Personal information
- Full name: Antonio Franco López
- Date of birth: 28 August 1981 (age 44)
- Place of birth: Caracas, Venezuela

Team information
- Current team: Marítimo de La Guaira (manager)

Managerial career
- Years: Team
- 2013–2015: Mineros (assistant)
- 2015: Mineros
- 2015: Carabobo
- 2016: Caracas
- 2017: Aragua
- 2018: Atlético Venezuela
- 2019: Izarra (assistant)
- 2019: Izarra (interim)
- 2020: Carabobo
- 2020–2021: Izarra (assistant)
- 2021: Izarra (interim)
- 2021: Yaracuyanos
- 2022: Carabobo
- 2023: Mineros
- 2023: Monagas
- 2024–: Marítimo de La Guaira

= Tony Franco =

Venezuelan football manager

Antonio "Tony" Franco López (born 28 August 1981) is a Venezuelan football manager, currently in charge of Marítimo de La Guaira.

==Career==
Born in Caracas, Franco was an assistant of Richard Páez and Marcos Mathías at Mineros de Guayana before being appointed manager of the club in March 2015. In October of that year, he replaced Jhonny Ferreira at the helm of Carabobo.

On 28 November 2015, Franco was announced as manager of Caracas for the 2016 campaign.
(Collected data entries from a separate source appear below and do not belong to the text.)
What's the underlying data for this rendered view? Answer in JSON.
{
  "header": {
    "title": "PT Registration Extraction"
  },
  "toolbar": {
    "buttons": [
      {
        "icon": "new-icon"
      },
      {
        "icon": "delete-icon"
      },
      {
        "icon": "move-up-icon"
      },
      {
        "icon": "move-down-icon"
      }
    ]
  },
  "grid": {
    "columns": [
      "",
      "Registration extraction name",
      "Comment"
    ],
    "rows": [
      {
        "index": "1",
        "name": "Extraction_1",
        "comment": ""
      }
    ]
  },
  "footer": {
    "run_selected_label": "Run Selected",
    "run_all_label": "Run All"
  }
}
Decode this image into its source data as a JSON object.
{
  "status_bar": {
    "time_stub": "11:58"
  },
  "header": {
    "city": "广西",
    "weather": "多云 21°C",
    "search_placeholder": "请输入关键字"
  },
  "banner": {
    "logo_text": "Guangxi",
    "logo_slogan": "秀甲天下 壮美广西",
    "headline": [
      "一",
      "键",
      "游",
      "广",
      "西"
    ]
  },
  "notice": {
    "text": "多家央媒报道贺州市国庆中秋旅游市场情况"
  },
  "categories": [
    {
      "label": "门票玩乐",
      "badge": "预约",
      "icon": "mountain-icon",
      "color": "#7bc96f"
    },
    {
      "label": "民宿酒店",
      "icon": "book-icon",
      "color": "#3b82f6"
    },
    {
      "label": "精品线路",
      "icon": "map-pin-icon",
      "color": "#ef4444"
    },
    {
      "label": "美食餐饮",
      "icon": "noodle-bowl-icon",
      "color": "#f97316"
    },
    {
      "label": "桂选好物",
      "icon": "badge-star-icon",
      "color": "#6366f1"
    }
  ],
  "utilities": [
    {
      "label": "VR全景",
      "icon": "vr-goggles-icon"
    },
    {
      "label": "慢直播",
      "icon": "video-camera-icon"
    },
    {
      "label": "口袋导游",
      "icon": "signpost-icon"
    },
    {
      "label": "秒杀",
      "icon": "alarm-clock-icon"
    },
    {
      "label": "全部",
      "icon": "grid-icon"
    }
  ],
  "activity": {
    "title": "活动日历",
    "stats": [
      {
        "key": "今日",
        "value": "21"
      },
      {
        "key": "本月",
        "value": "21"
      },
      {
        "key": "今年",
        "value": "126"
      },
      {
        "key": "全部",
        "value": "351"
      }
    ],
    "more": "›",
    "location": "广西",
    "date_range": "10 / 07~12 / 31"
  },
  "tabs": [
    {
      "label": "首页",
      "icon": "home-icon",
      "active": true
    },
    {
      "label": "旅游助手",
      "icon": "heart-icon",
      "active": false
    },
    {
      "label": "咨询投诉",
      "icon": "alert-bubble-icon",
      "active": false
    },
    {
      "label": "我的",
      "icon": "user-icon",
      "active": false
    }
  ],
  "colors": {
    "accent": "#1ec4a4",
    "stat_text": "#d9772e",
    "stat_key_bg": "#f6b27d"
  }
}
Sacked on 25 November, he was named at the helm of Aragua on 5 December.

On 25 March 2018, Franco was appointed manager of Atlético Venezuela, after agreeing to a contract until December 2019. He left the club on 5 November, and subsequently moved to Europe to study.

In July 2019, Franco joined Spanish club CD Izarra's coaching staff as an assistant of Unai Jáuregui. He was an interim manager for one match after Jáuregui left in October, but left the club on 14 December; the following day, he was appointed in charge of Carabobo back in his home country.
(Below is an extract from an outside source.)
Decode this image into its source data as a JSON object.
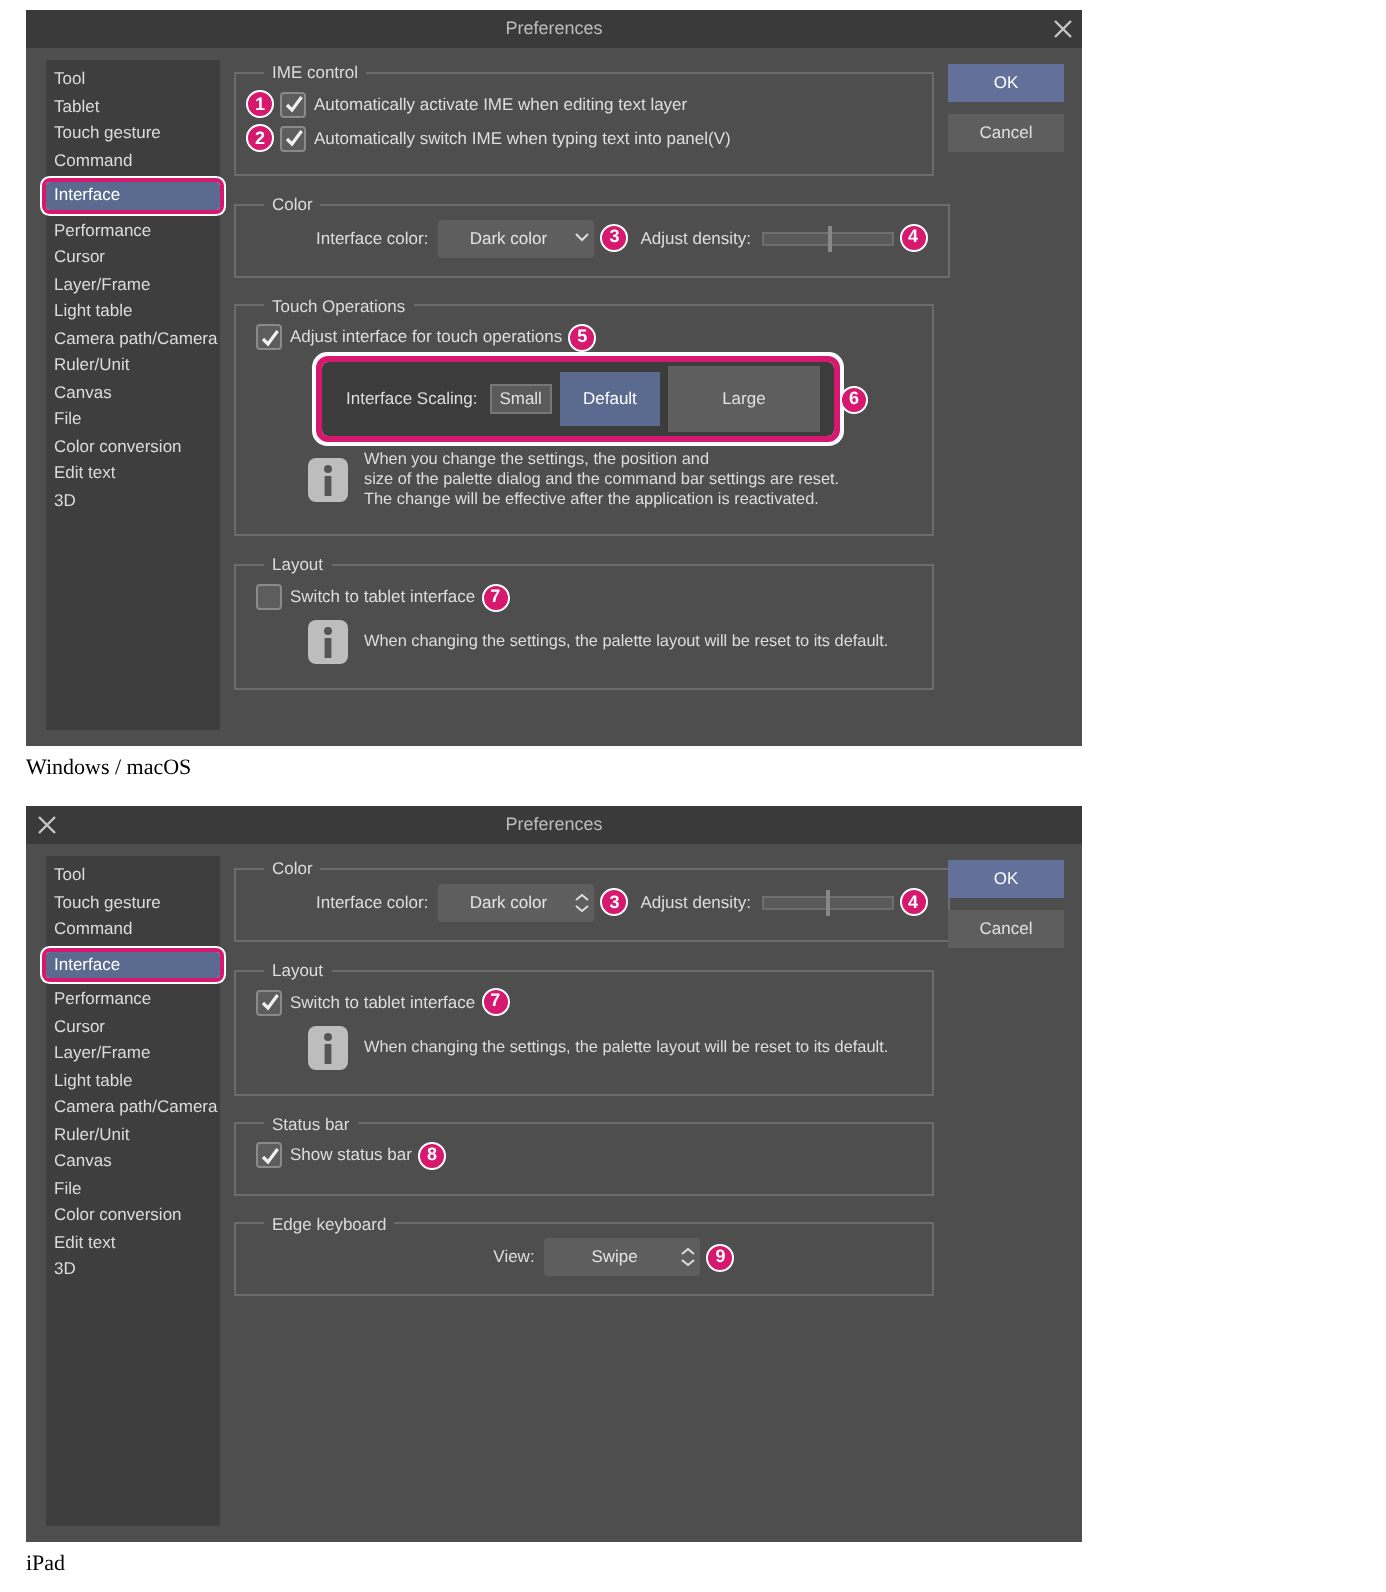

Franco left Carabobo on 29 October 2020, and subsequently returned to Izarra, again as an assistant. He was the latter's interim manager the following January, but left in April.

On 20 May 2021, Franco was appointed manager of Yaracuyanos, but resigned on 23 September. He returned to Carabobo on 4 July 2022, in the place of Kike García, but was himself dismissed on 7 October.

On 27 January 2023, Franco returned to Mineros, but left on a mutual agreement on 13 April. On 10 July, he was named manager of Monagas after Jhonny Ferreira was appointed the club's sporting director, leaving on 19 October as his contract would not be renewed.